< Back

Fluentd & Docker, Turbocharging CDAP, and Building a Data Science Platform

October 14, 2015 6:00 PM

Fluentd and Docker Integration

John Hammink Treasure Data

New to Docker? Application logging? As with any production application framework, logging is an essential piece. But traditionally logging in complex architectures has been a mess.

Fluentd is an open source data collector, which lets you unify the data collection and consumption for a better use and understanding of data. Based on open source software and built by the team that went on to found Treasure Data, Fluentd works by becoming a common interface between logging sources and log destinations by using community-developed input and output plugins around a common core. For more info, read here: http://www.fluentd.org.

Learn and see firsthand how Fluentd and Docker integration work together to simplify the logging story for your container-based apps.

This presentation Includes a live demo.

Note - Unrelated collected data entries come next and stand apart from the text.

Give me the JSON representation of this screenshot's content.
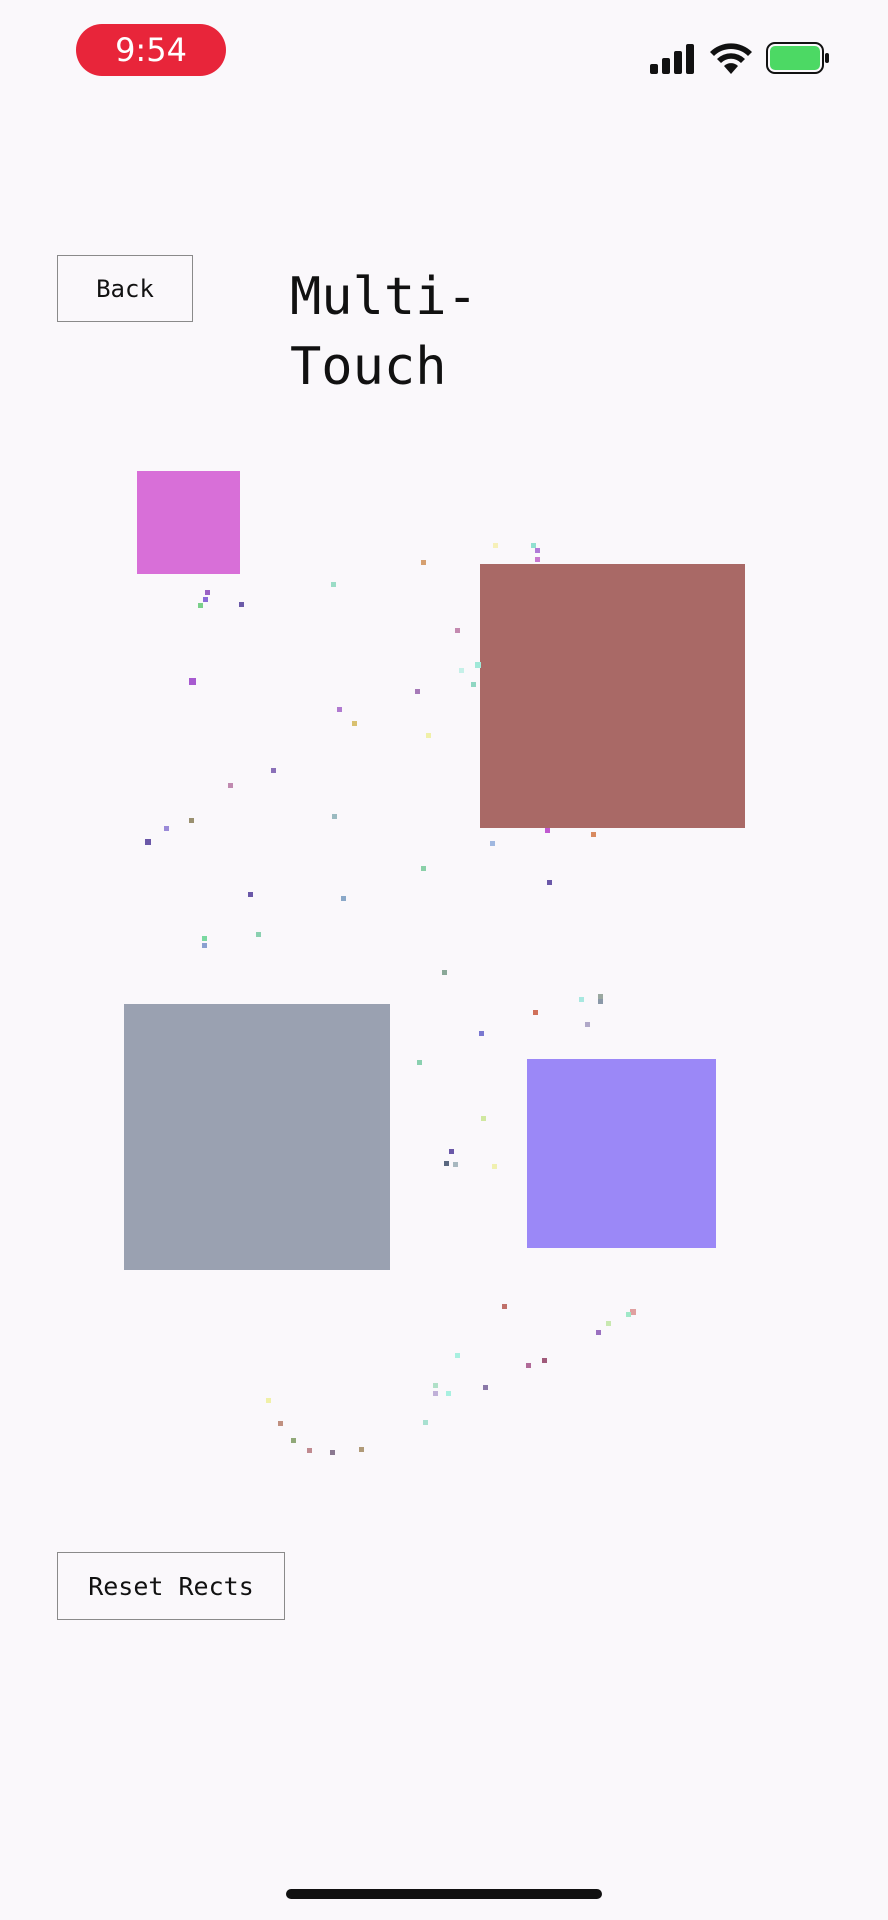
{
  "status_bar": {
    "time": "9:54",
    "time_pill_color": "#e8253a",
    "battery_color": "#4cd964",
    "icons": [
      "signal-icon",
      "wifi-icon",
      "battery-icon"
    ]
  },
  "header": {
    "back_label": "Back",
    "title": "Multi-Touch"
  },
  "rects": [
    {
      "name": "magenta",
      "color": "#d86fd8"
    },
    {
      "name": "brown",
      "color": "#a96966"
    },
    {
      "name": "gray",
      "color": "#9aa1b1"
    },
    {
      "name": "violet",
      "color": "#9b88f7"
    }
  ],
  "actions": {
    "reset_label": "Reset Rects"
  }
}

We’ll:

  1. Log into a docker instance and build a contaner;
  2. Configure Fluentd as our logging driver within our container;
  3. Send events through Fluentd and route them to Treasure Data;
  4. Query the Treasure Data interface to view our events;
  5. Discuss where we can go from here.

Additionally, we’ll look at ways to route our queried data to other systems, including Amazon Redshift, Postgres, S3, Riak, Tableau and more.

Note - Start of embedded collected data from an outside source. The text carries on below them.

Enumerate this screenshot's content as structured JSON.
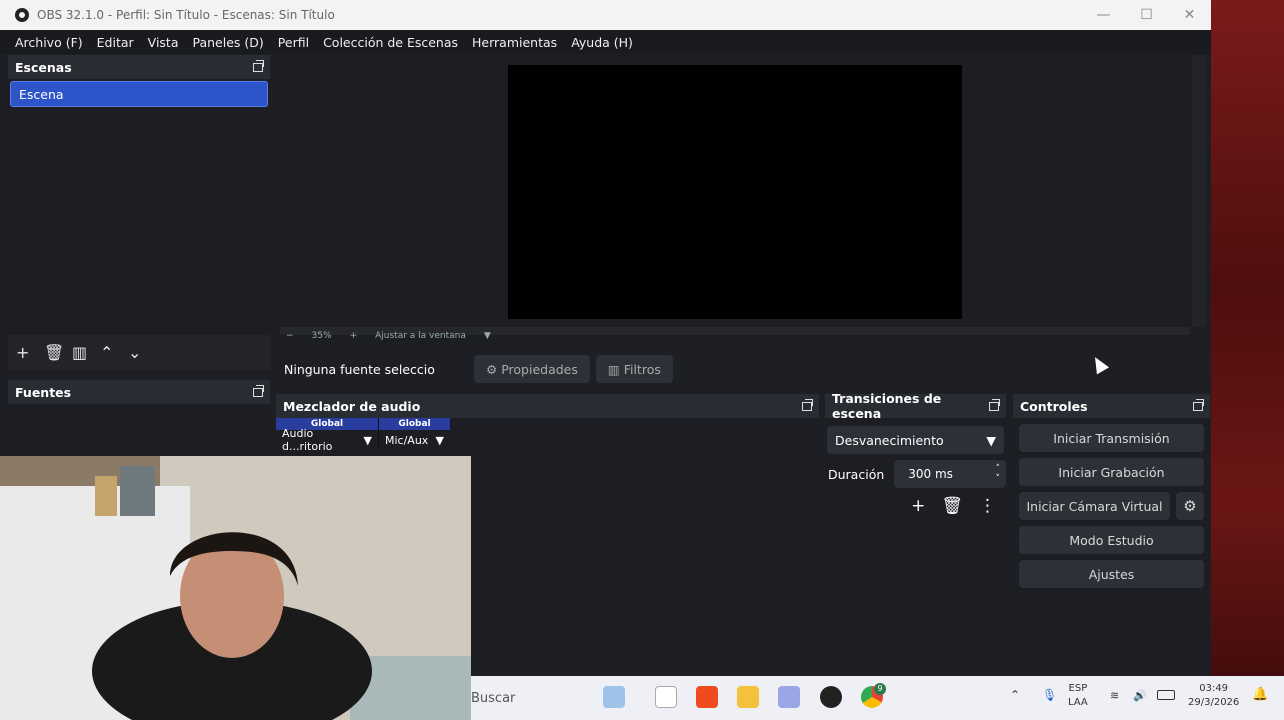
{
  "window": {
    "title": "OBS 32.1.0 - Perfil: Sin Título - Escenas: Sin Título",
    "controls": {
      "minimize": "—",
      "maximize": "☐",
      "close": "✕"
    }
  },
  "menu": [
    "Archivo (F)",
    "Editar",
    "Vista",
    "Paneles (D)",
    "Perfil",
    "Colección de Escenas",
    "Herramientas",
    "Ayuda (H)"
  ],
  "scenes": {
    "title": "Escenas",
    "items": [
      "Escena"
    ]
  },
  "sources": {
    "title": "Fuentes"
  },
  "preview": {
    "zoom": "35%",
    "fit_label": "Ajustar a la ventana"
  },
  "source_bar": {
    "selected": "Ninguna fuente seleccionada",
    "properties": "Propiedades",
    "filters": "Filtros"
  },
  "mixer": {
    "title": "Mezclador de audio",
    "channels": [
      {
        "scope": "Global",
        "name": "Audio d...ritorio"
      },
      {
        "scope": "Global",
        "name": "Mic/Aux"
      }
    ]
  },
  "transitions": {
    "title": "Transiciones de escena",
    "selected": "Desvanecimiento",
    "duration_label": "Duración",
    "duration_value": "300 ms"
  },
  "controls": {
    "title": "Controles",
    "start_stream": "Iniciar Transmisión",
    "start_record": "Iniciar Grabación",
    "start_vcam": "Iniciar Cámara Virtual",
    "studio_mode": "Modo Estudio",
    "settings": "Ajustes"
  },
  "taskbar": {
    "search_placeholder": "Buscar",
    "lang_top": "ESP",
    "lang_bottom": "LAA",
    "time": "03:49",
    "date": "29/3/2026",
    "chrome_badge": "9"
  },
  "colors": {
    "accent": "#2d54c8",
    "panel": "#1d1e24",
    "dock_title": "#2a2c34",
    "button": "#2e3038"
  }
}
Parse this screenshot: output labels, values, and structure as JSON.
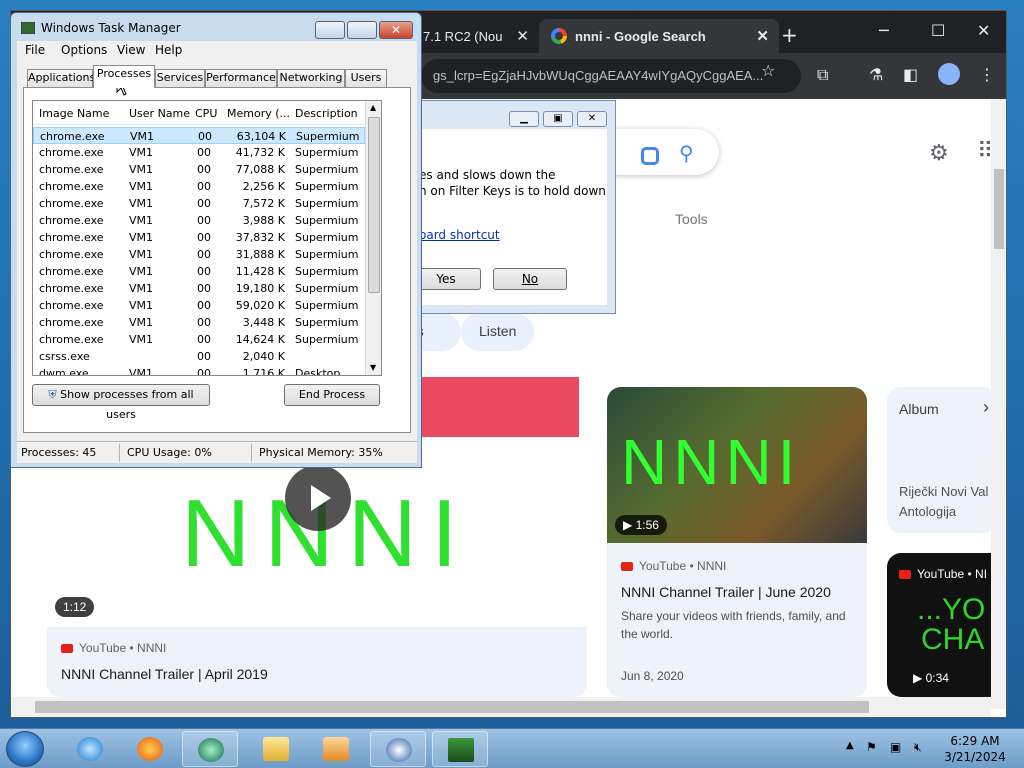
{
  "chrome": {
    "inactive_tab": "7.1 RC2 (Nou",
    "active_tab": "nnni - Google Search",
    "close_glyph": "✕",
    "new_tab_glyph": "+",
    "address": "gs_lcrp=EgZjaHJvbWUqCggAEAAY4wIYgAQyCggAEA...",
    "star_glyph": "☆",
    "tools_label": "Tools",
    "chip_label_1": "os",
    "chip_label_2": "Listen",
    "video1": {
      "duration": "1:12",
      "source": "YouTube • NNNI",
      "title": "NNNI Channel Trailer | April 2019",
      "thumb_text": "NNNI"
    },
    "video2": {
      "duration": "1:56",
      "source": "YouTube • NNNI",
      "title": "NNNI Channel Trailer | June 2020",
      "description": "Share your videos with friends, family, and the world.",
      "date": "Jun 8, 2020",
      "thumb_text": "NNNI"
    },
    "album": {
      "label": "Album",
      "line1": "Riječki Novi Val",
      "line2": "Antologija",
      "chevron": "›"
    },
    "video3": {
      "source": "YouTube • NI",
      "thumb_text_1": "...YO",
      "thumb_text_2": "CHA",
      "duration": "0:34"
    }
  },
  "dialog": {
    "text_line1": "es and slows down the",
    "text_line2": "h on Filter Keys is to hold down",
    "link_text": "oard shortcut",
    "yes_label": "Yes",
    "no_label": "No"
  },
  "taskmanager": {
    "title": "Windows Task Manager",
    "menu": [
      "File",
      "Options",
      "View",
      "Help"
    ],
    "tabs": [
      "Applications",
      "Processes",
      "Services",
      "Performance",
      "Networking",
      "Users"
    ],
    "columns": [
      "Image Name",
      "User Name",
      "CPU",
      "Memory (...",
      "Description"
    ],
    "rows": [
      [
        "chrome.exe",
        "VM1",
        "00",
        "63,104 K",
        "Supermium"
      ],
      [
        "chrome.exe",
        "VM1",
        "00",
        "41,732 K",
        "Supermium"
      ],
      [
        "chrome.exe",
        "VM1",
        "00",
        "77,088 K",
        "Supermium"
      ],
      [
        "chrome.exe",
        "VM1",
        "00",
        "2,256 K",
        "Supermium"
      ],
      [
        "chrome.exe",
        "VM1",
        "00",
        "7,572 K",
        "Supermium"
      ],
      [
        "chrome.exe",
        "VM1",
        "00",
        "3,988 K",
        "Supermium"
      ],
      [
        "chrome.exe",
        "VM1",
        "00",
        "37,832 K",
        "Supermium"
      ],
      [
        "chrome.exe",
        "VM1",
        "00",
        "31,888 K",
        "Supermium"
      ],
      [
        "chrome.exe",
        "VM1",
        "00",
        "11,428 K",
        "Supermium"
      ],
      [
        "chrome.exe",
        "VM1",
        "00",
        "19,180 K",
        "Supermium"
      ],
      [
        "chrome.exe",
        "VM1",
        "00",
        "59,020 K",
        "Supermium"
      ],
      [
        "chrome.exe",
        "VM1",
        "00",
        "3,448 K",
        "Supermium"
      ],
      [
        "chrome.exe",
        "VM1",
        "00",
        "14,624 K",
        "Supermium"
      ],
      [
        "csrss.exe",
        "",
        "00",
        "2,040 K",
        ""
      ],
      [
        "dwm.exe",
        "VM1",
        "00",
        "1,716 K",
        "Desktop ..."
      ]
    ],
    "show_all_label": "Show processes from all users",
    "end_process_label": "End Process",
    "status_processes": "Processes: 45",
    "status_cpu": "CPU Usage: 0%",
    "status_memory": "Physical Memory: 35%"
  },
  "taskbar": {
    "time": "6:29 AM",
    "date": "3/21/2024"
  }
}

Turbocharging CDAP Applications With Ampool

Milind Bhandarkar Ampool

In this talk, we will describe how Ampool takes advantage of CDAP’s extensibility and enables fast analytical data pipelines. CDAP provides consistent developer interfaces to both processing frameworks, and storage abstractions. This allows developers to build Hadoop solutions using multiple processing paradigms, with uniform capabilities to build, test, deploy & manage across multiple environments. More importantly, CDAP provides core data abstractions that allow applications to be decoupled from storage engines, such as HDFS & HBase. We will outline Ampool’s vision of the modern data architecture, and how CDAP & Ampool are working together on realizing it. We will provide details about extending CDAP’s data abstractions to allow unprecedented speeds for Hadoop solutions built with CDAP.

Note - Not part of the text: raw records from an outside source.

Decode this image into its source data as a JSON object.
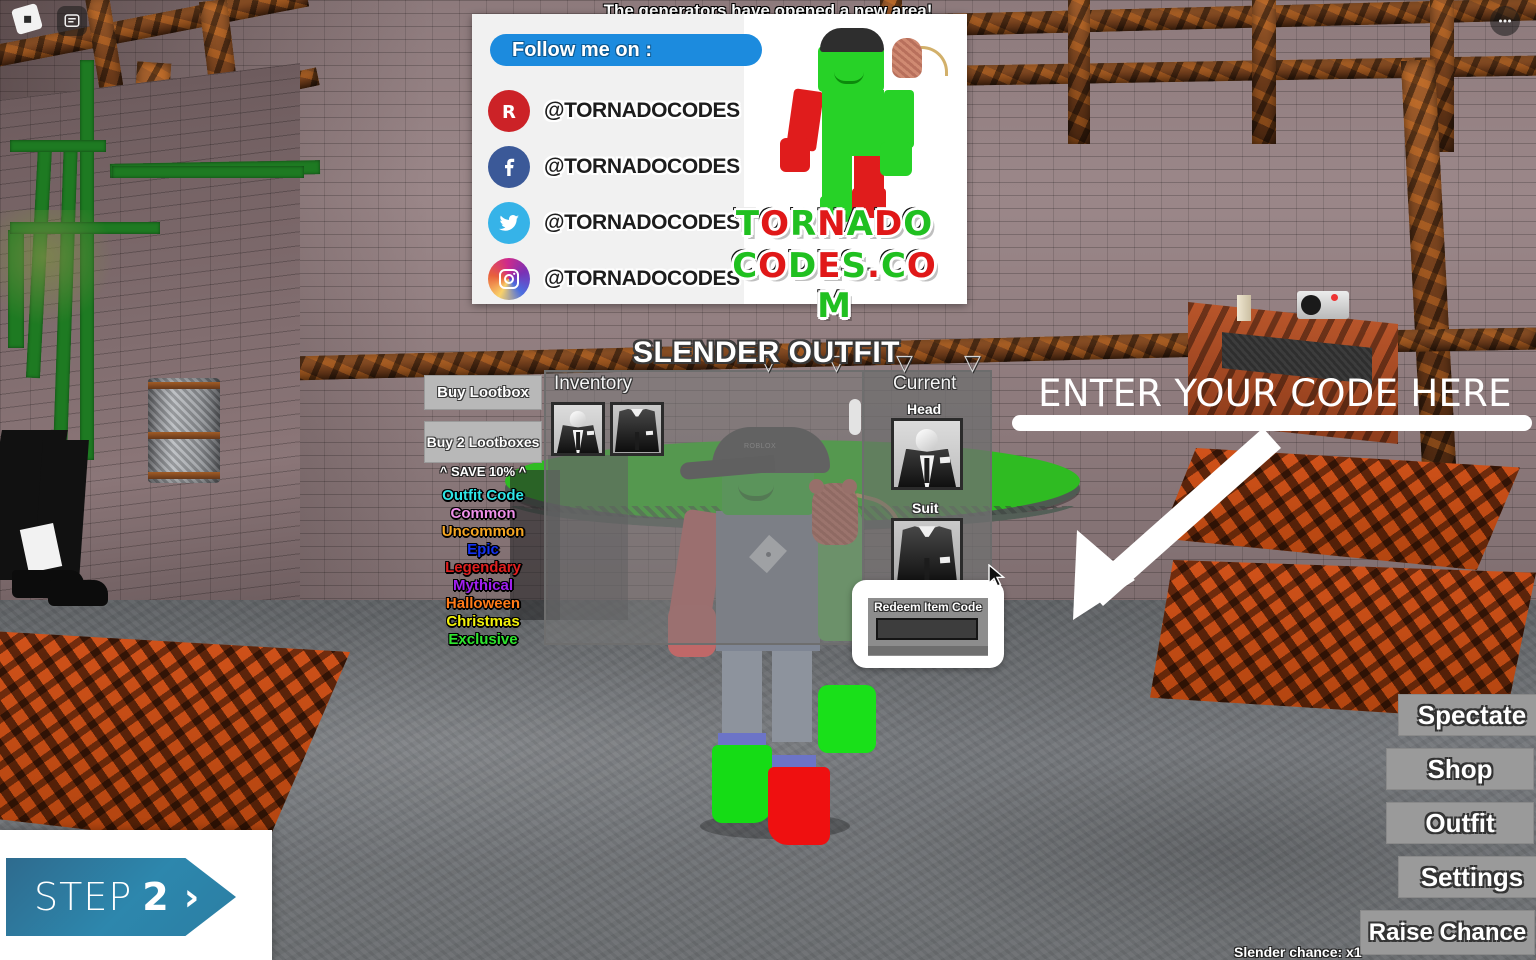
{
  "notification": "The generators have opened a new area!",
  "top_icons": {
    "roblox_logo": "roblox-logo-icon",
    "chat": "chat-icon",
    "more": "more-options-icon"
  },
  "social_panel": {
    "follow_label": "Follow me on :",
    "accounts": [
      {
        "platform": "roblox",
        "glyph": "R",
        "handle": "@TORNADOCODES"
      },
      {
        "platform": "facebook",
        "glyph": "f",
        "handle": "@TORNADOCODES"
      },
      {
        "platform": "twitter",
        "glyph": "ᵗ",
        "handle": "@TORNADOCODES"
      },
      {
        "platform": "instagram",
        "glyph": "◎",
        "handle": "@TORNADOCODES"
      }
    ],
    "logo_line1": "TORNADO",
    "logo_line2": "CODES.COM"
  },
  "outfit_window": {
    "title": "SLENDER OUTFIT",
    "inventory_label": "Inventory",
    "current_label": "Current",
    "head_label": "Head",
    "suit_label": "Suit",
    "inventory_items": [
      "slender-head-thumb",
      "black-suit-thumb"
    ],
    "buttons": {
      "buy_lootbox": "Buy Lootbox",
      "buy_2_lootboxes": "Buy 2 Lootboxes",
      "save_note": "^ SAVE 10% ^"
    },
    "rarities": [
      {
        "label": "Outfit Code",
        "color": "#2ee6e6"
      },
      {
        "label": "Common",
        "color": "#ee8fe8"
      },
      {
        "label": "Uncommon",
        "color": "#f5a623"
      },
      {
        "label": "Epic",
        "color": "#1431f0"
      },
      {
        "label": "Legendary",
        "color": "#e02020"
      },
      {
        "label": "Mythical",
        "color": "#a020f0"
      },
      {
        "label": "Halloween",
        "color": "#ff7a18"
      },
      {
        "label": "Christmas",
        "color": "#f2f20a"
      },
      {
        "label": "Exclusive",
        "color": "#2ee62e"
      }
    ]
  },
  "redeem_popup": {
    "title": "Redeem Item Code",
    "input_value": "",
    "input_placeholder": ""
  },
  "annotation": {
    "text": "ENTER YOUR CODE HERE",
    "underline_color": "#ffffff",
    "arrow": "arrow-pointing-down-left"
  },
  "side_menu": {
    "items": [
      {
        "label": "Spectate"
      },
      {
        "label": "Shop"
      },
      {
        "label": "Outfit"
      },
      {
        "label": "Settings"
      },
      {
        "label": "Raise Chance"
      }
    ]
  },
  "status": {
    "slender_chance": "Slender chance: x1"
  },
  "step_badge": {
    "word": "STEP",
    "number": "2",
    "chevron": "›",
    "accent_color": "#2d87ad"
  }
}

Tips for Building a Data Science Platform

David Chaiken Altiscale

Data scientists need to be advocates for a self-serve, Hadoop-based environment that is productive, reliable and a joy to use. This talk presents five tips to make your Big Data environment successful, and shows how best-of-breed tools like Spark fit together with the components of the Hadoop ecosystem.

These tips are valid whether the environment is built on premises, on top of infrastructure as a service, or deployed as a service. That said, the talk concludes by pointing out that buying the underlying platform as a service is the fastest path to deriving business value from big data.